Deutsch-Bonnet Coach HBR 5
La Deutsch-Bonnet HBR 5 est l’un des modèles les plus emblématiques de la marque française Deutsch-Bonnet (DB), fondée par René Bonnet et Charles Deutsch, deux passionnés de course automobile et constructeurs innovants. Voici les points clés de son histoire :
Origines et développement
- Contexte : Après la Seconde Guerre mondiale, Deutsch et Bonnet se spécialisent dans la construction de voitures de sport légères, souvent basées sur des mécaniques Panhard. Leur collaboration officielle sous la marque DB débute en 1947, mais leur association remonte aux années 1930.
- Inspiration : Le succès de leurs barquettes légères (comme les "tanks") en compétition, notamment aux 24 Heures du Mans et au Tour de France automobile, les pousse à concevoir une voiture de route performante et accessible. Le HBR 5 est lancé en 1954, répondant à une demande croissante pour une GT française compacte et compétitive.
Caractéristiques techniques
- Moteur : Le HBR 5 est équipé d’un bicylindre à plat Panhard (851 cm³), refroidi par air, développant initialement 42 chevaux (norme SAE) dans sa version standard, et jusqu’à 52 chevaux dans la version "Rallye Luxe". Une version "Super Rallye" (1960-1961) propose un moteur de 954 cm³ et 70 chevaux, avec un double allumage et quatre carburateurs pour deux cylindres.
- Châssis et carrosserie : Structure en poutre centrale, train avant triangulé, et carrosserie en fibre de verre (l’une des premières voitures de série françaises à utiliser ce matériau). Le poids plume (environ 570 kg) et l’aérodynamisme lui confèrent une excellente tenue de route et une vitesse maximale de 155 à 175 km/h selon les versions.
- Transmission : Boîte de vitesses entièrement synchronisée, inspirée de la Panhard Dyna, avec une commande située derrière le volant pour un passage de rapports rapide.
Succès et héritage
- Compétition : Le HBR 5 brille en compétition, remportant sa classe aux 24 Heures du Mans (10e place au général en 1954 avec René Bonnet et Élie Bayol), au Tour de France automobile, et aux 12 Heures de Sebring. La marque DB accumule près de 1 000 victoires en course grâce à ses modèles.
- Production : Environ 660 exemplaires du Coach HBR 5 (et ses variantes HBR 4, Mille Miles) sont produits entre 1954 et 1961, dont une centaine exportés aux États-Unis. La version "Super Rallye" (1960-1961) est limitée à 10 exemplaires.

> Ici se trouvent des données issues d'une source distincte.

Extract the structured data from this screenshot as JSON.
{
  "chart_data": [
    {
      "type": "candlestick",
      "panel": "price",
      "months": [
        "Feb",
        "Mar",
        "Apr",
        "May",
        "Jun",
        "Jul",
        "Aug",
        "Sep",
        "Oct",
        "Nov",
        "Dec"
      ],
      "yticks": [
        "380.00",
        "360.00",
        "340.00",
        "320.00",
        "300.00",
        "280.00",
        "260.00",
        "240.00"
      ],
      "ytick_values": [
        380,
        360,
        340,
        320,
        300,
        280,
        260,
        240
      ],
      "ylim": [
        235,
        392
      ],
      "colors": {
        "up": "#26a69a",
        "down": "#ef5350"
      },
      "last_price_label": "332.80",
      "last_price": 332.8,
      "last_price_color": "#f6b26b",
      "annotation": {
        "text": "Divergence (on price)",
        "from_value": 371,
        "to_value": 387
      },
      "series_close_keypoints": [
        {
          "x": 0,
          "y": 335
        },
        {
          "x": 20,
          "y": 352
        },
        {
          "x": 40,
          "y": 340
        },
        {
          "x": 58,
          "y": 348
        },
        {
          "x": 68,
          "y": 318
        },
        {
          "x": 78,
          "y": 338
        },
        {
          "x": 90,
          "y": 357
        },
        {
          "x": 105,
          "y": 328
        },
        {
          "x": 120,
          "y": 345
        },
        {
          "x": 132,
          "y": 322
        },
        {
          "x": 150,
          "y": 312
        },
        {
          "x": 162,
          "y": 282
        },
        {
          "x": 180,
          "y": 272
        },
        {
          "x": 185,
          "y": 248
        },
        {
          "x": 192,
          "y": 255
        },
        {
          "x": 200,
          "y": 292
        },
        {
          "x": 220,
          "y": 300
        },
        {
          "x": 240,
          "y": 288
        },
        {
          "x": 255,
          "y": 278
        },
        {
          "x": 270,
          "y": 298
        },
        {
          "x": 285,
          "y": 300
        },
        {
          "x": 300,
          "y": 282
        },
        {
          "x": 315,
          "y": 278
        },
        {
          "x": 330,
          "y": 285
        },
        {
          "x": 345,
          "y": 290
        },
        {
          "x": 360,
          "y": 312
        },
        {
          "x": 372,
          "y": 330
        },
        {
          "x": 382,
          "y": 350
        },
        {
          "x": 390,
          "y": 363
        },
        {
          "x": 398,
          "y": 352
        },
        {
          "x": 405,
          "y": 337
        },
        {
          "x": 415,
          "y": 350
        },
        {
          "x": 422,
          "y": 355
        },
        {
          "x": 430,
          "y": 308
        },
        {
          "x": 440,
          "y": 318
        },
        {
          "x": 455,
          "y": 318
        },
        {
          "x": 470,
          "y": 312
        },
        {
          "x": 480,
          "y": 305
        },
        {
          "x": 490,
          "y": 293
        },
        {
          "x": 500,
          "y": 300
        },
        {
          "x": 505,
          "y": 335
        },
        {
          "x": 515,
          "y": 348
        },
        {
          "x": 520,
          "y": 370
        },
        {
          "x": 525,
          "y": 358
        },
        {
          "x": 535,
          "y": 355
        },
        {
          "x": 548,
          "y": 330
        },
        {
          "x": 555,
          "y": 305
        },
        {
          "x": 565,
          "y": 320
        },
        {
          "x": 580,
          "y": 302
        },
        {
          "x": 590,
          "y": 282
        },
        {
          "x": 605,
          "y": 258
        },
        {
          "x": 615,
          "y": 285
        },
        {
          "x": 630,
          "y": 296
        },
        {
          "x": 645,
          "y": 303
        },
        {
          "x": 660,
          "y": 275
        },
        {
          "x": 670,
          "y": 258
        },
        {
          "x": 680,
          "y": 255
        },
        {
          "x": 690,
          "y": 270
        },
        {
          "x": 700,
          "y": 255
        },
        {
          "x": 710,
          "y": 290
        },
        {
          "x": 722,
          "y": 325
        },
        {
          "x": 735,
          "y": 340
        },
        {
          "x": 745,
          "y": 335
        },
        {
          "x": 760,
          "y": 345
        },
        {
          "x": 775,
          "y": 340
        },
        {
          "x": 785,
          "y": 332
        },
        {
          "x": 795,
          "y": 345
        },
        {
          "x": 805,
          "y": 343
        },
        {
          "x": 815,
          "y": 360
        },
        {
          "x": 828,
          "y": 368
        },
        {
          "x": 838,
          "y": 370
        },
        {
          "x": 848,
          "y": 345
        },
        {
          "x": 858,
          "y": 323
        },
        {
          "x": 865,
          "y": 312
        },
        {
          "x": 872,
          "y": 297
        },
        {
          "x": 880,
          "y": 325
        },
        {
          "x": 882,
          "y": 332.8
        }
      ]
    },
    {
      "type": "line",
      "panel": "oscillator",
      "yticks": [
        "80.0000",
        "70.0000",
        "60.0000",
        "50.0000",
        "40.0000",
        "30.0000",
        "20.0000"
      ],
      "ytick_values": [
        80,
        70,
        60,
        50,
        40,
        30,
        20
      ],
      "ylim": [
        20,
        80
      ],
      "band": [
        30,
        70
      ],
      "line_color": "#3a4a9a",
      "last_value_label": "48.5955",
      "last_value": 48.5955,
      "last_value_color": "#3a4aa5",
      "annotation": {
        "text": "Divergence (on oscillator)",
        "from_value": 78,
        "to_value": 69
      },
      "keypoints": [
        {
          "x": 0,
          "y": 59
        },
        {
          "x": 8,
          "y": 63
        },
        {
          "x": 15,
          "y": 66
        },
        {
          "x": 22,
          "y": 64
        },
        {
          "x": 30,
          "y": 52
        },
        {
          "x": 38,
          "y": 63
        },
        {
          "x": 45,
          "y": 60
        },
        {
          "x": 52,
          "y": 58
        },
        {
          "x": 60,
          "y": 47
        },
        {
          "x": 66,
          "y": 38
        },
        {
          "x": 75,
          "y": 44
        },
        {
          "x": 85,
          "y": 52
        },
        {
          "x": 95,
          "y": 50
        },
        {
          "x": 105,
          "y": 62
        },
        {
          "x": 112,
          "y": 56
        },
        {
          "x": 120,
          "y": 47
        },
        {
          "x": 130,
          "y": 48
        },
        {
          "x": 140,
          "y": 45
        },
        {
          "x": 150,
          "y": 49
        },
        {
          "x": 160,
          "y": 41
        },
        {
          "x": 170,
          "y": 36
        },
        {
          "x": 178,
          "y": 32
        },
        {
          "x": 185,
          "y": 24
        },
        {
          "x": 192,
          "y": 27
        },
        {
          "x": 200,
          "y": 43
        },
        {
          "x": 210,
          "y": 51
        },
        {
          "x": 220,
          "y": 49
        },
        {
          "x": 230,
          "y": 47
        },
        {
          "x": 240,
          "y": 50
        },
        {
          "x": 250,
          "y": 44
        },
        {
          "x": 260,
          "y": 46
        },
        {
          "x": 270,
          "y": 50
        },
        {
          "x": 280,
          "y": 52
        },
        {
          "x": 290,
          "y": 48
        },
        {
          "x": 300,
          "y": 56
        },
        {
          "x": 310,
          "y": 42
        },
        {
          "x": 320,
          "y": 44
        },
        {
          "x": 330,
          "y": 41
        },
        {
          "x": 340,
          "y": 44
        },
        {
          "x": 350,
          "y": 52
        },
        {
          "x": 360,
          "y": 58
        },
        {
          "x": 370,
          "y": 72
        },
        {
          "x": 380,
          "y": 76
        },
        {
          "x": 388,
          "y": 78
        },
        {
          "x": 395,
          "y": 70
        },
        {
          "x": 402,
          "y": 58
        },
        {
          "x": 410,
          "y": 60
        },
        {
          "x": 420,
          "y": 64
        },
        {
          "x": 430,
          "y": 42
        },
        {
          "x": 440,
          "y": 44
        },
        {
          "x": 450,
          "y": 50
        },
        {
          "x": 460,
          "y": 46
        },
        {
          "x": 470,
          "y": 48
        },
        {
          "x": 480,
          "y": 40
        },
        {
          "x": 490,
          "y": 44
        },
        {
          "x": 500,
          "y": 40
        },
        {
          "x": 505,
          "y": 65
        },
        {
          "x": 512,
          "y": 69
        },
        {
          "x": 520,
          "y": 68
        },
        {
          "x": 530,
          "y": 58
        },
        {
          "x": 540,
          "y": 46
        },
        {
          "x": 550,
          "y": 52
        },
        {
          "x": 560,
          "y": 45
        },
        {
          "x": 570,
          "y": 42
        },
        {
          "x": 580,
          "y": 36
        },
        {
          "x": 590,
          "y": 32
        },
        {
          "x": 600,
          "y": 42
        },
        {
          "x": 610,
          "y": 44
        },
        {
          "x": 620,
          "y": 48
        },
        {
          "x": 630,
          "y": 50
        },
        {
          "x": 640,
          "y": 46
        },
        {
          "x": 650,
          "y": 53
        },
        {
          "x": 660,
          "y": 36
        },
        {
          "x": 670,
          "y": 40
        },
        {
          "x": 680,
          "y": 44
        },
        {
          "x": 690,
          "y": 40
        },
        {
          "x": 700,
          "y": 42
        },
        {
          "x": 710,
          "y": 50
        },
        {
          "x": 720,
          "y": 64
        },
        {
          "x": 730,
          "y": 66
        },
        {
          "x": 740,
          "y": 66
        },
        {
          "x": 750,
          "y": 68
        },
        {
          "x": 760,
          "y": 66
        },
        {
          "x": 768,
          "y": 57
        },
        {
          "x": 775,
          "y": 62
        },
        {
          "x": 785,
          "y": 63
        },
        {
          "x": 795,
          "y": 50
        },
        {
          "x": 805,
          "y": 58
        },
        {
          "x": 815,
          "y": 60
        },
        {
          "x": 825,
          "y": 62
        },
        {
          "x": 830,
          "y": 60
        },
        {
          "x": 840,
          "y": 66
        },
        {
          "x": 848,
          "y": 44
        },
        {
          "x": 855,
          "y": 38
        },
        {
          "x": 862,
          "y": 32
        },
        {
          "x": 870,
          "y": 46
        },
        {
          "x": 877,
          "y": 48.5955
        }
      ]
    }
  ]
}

- Design : Ligne élégante signée par le carrossier Antem, puis Frua, avec des évolutions comme la suppression de l’arête centrale du capot (1956) ou l’intégration des pare-chocs (1957). Certaines versions proposent un toit transparent "Vistadome".
Fin de l’aventure DB
- Séparation : En 1961, des désaccords entre Deutsch (fidèle à Panhard) et Bonnet (partisan de Renault) mènent à la dissolution de DB. Bonnet poursuit sous le nom "Automobiles René Bonnet", tandis que Deutsch crée sa propre structure (CD). Le HBR 5 reste le symbole de leur collaboration réussie
Anecdotes
- Le nom HBR 5 vient des codes de la Fédération Internationale du Sport Automobile :
- H : Voitures de sport (500-750 cm³, puis 750-1000 cm³).
- B : Biplaces.
- R : Routières.
- 5 : Puissance fiscale (5 CV).
Le HBR 5 est aujourd’hui une pièce recherchée des collectionneurs, symbole d’une époque où l’innovation et la passion du sport automobile français se mariaient avec élégance.